Buna nazaran, uzaktan çalışma tekniğini uygulayan kurumlar ve sistem başkanları tarafından güvenlik ve çalışma koşullarına ait risklerin belirlenmesi ve minimize edilerek uzaktan çalışma koşullarının oluşturulması için teknik ve idari işçinin içinde bulunduğu bir çalışma kümesinin oluşturulması kıymet taşıyor.

Uzaktan erişime açılamayacak kademede kritik hizmetlerin risk değerlendirmelerinin yapılması gerekiyor.

Uzaktan erişime mütenasip olmayan kritik hizmetler ve kaynaklar için önceliklendirme yapılması, kâfi sayıda işçinin yedekli biçimde iş yanında bulundurulması ve görevlendirilmesi atılması gereken adımlar arasında bulunuyor.

Uzaktan çalışan tüm çalışana mahsusen güçlü parola tasarrufu, toplumsal mühendislik akınları ve güvenlik yazılımları hakkında farkındalık eğitimi verilmesi ve oryantasyon yapılması kıymet taşıyor.

Uzaktan erişim için VPN yahut uzaktan idare servisi (RDP, SSH ve benzeri) kullanılması durumunda, ilgili sistemlerin en güncel/stabil/güvenli versiyonunun kullanılması öneriliyor.

Sistemlerin desteklediği tüm güvenlik tedbirlerinin hakikat ve tam formda yapılandırılması, üretilen iz kayıtlarının (logların) muhtemel bir saldırıyı tespit edecek halde nizamlı kayıt altına alınması, yetkisiz erişim, kaba kuvvet (brute force) taarruzları ve gibisi anomalilerin tespiti için alarm mekanizmaları oluşturulması gerekiyor.

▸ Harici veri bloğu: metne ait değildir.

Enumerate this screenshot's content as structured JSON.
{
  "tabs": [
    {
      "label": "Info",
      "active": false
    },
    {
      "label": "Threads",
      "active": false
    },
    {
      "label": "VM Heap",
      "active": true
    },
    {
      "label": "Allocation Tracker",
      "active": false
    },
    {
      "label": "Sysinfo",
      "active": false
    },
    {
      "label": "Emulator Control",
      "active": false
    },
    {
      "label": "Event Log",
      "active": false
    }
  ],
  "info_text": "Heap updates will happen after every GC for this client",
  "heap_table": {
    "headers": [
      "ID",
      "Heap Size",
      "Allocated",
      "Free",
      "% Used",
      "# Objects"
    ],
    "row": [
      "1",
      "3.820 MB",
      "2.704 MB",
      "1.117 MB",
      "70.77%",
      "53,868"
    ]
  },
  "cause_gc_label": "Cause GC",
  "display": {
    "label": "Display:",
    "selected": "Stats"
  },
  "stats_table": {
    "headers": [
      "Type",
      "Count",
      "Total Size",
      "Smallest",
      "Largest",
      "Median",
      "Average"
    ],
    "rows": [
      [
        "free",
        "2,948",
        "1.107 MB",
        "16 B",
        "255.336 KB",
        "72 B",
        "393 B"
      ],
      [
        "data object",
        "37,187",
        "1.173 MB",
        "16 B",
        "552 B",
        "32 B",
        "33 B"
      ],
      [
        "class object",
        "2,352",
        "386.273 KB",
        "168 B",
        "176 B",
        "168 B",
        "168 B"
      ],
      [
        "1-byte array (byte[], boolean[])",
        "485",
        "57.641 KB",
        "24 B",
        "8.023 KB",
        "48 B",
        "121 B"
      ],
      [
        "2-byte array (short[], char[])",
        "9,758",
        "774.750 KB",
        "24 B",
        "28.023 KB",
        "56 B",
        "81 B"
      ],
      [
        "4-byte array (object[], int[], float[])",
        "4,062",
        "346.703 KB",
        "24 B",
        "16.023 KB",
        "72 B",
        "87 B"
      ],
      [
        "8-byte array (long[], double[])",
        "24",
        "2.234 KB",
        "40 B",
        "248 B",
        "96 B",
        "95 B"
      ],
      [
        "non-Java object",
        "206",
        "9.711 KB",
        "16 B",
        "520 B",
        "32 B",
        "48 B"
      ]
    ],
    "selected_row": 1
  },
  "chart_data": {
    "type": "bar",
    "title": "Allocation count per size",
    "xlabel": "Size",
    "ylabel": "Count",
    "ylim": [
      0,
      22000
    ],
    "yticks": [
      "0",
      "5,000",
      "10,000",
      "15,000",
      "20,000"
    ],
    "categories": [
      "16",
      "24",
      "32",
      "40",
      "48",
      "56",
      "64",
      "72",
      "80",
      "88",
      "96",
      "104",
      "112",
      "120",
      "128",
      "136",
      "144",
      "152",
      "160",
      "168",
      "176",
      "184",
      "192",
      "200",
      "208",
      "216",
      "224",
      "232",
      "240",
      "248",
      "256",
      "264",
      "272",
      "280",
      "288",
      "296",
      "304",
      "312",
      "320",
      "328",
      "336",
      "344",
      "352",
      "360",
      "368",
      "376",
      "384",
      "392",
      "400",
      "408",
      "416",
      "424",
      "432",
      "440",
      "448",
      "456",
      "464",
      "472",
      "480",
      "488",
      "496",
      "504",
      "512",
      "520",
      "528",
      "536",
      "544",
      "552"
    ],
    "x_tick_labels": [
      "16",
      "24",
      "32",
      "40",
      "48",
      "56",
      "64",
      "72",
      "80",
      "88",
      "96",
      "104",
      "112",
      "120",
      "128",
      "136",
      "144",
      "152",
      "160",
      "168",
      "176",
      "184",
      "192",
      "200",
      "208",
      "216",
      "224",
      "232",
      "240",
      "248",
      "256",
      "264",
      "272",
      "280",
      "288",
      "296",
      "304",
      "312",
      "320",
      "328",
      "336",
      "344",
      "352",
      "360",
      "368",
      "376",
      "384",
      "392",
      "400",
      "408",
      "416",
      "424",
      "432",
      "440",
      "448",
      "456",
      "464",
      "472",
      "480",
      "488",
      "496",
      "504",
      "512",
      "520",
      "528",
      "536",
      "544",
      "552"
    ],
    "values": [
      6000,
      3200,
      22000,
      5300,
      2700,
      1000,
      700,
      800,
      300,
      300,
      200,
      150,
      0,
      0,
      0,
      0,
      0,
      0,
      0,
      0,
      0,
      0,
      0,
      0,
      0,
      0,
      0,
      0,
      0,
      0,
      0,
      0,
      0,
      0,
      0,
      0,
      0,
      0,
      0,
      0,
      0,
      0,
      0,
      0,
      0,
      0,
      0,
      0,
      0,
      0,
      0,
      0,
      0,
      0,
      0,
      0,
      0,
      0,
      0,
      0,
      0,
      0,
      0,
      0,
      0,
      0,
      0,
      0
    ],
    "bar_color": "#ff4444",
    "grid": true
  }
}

Başkaca salahiyetlerin "en az gerekli salahiyet (least privileged access)" prensibine iyi verilmesi, sistemler üzerinde maksimum temas mühleti için bir devir aşımı tanımlanması, uzaktan çalışma boyunca tanımlanan kuralların süreksiz müddetliğine oluşturulması, mümkün olduğu durumlarda uzaktan irtibatlar için "kaynak IP" kısıtlaması yapılması, erişimler için çok faktörlü kimlik doğrulama ve vakit bazlı yetkilendirme tedbirleri alınması, uzaktan çalışan işçi için güvenlik tedbirleri alınmış sistemler/bilgisayarlar verilmesi, risk değerlendirmesine nazaran uzaktan erişimin tanımlanmaması gereken hiçbir kritik sisteme erişim için müsaade verilmediğinden emin olunması değer taşıyor.

Çalışanlara yönelik ihtarlar

Rehberde, uzaktan çalışan işçi tarafından alınması gereken tedbirlere de nokta verildi.

Buna nazaran, uzaktan çalışma için kullanılan sistemlerde (PC, lap top, tablet, telefon ve benzeri) gerekli güvenlik yazılımlarının yüklendiğinden, yeni yazılımların kullanıldığından, zararlı yazılım bulunmadığından emin olunması gerekiyor.

Uzaktan çalışma sırasında dahi olsa, kurum dışına rastgele bir kritik donenin çıkarılmaması ve kaydedilmemesi değer taşıyor.

Dışarıya çıkarılması zarurî, kritik olmayan dataların, kopyalandığı yahut taşındığı sistemlerin takip edilmesi, kelam konusu dataların güvenliğinin sağlanması öneriliyor.

Ilişkinin büyük bir çoğunluğunun kablosuz modemler ile yapılacağı varsayıldığında, kablosuz modemler üzerinde WPA/WPA2 protokolünün kullanılması, Mac adresi filtreleme, SSID gizleme üzere tedbirlerin alınması ikazlarında bulunuluyor.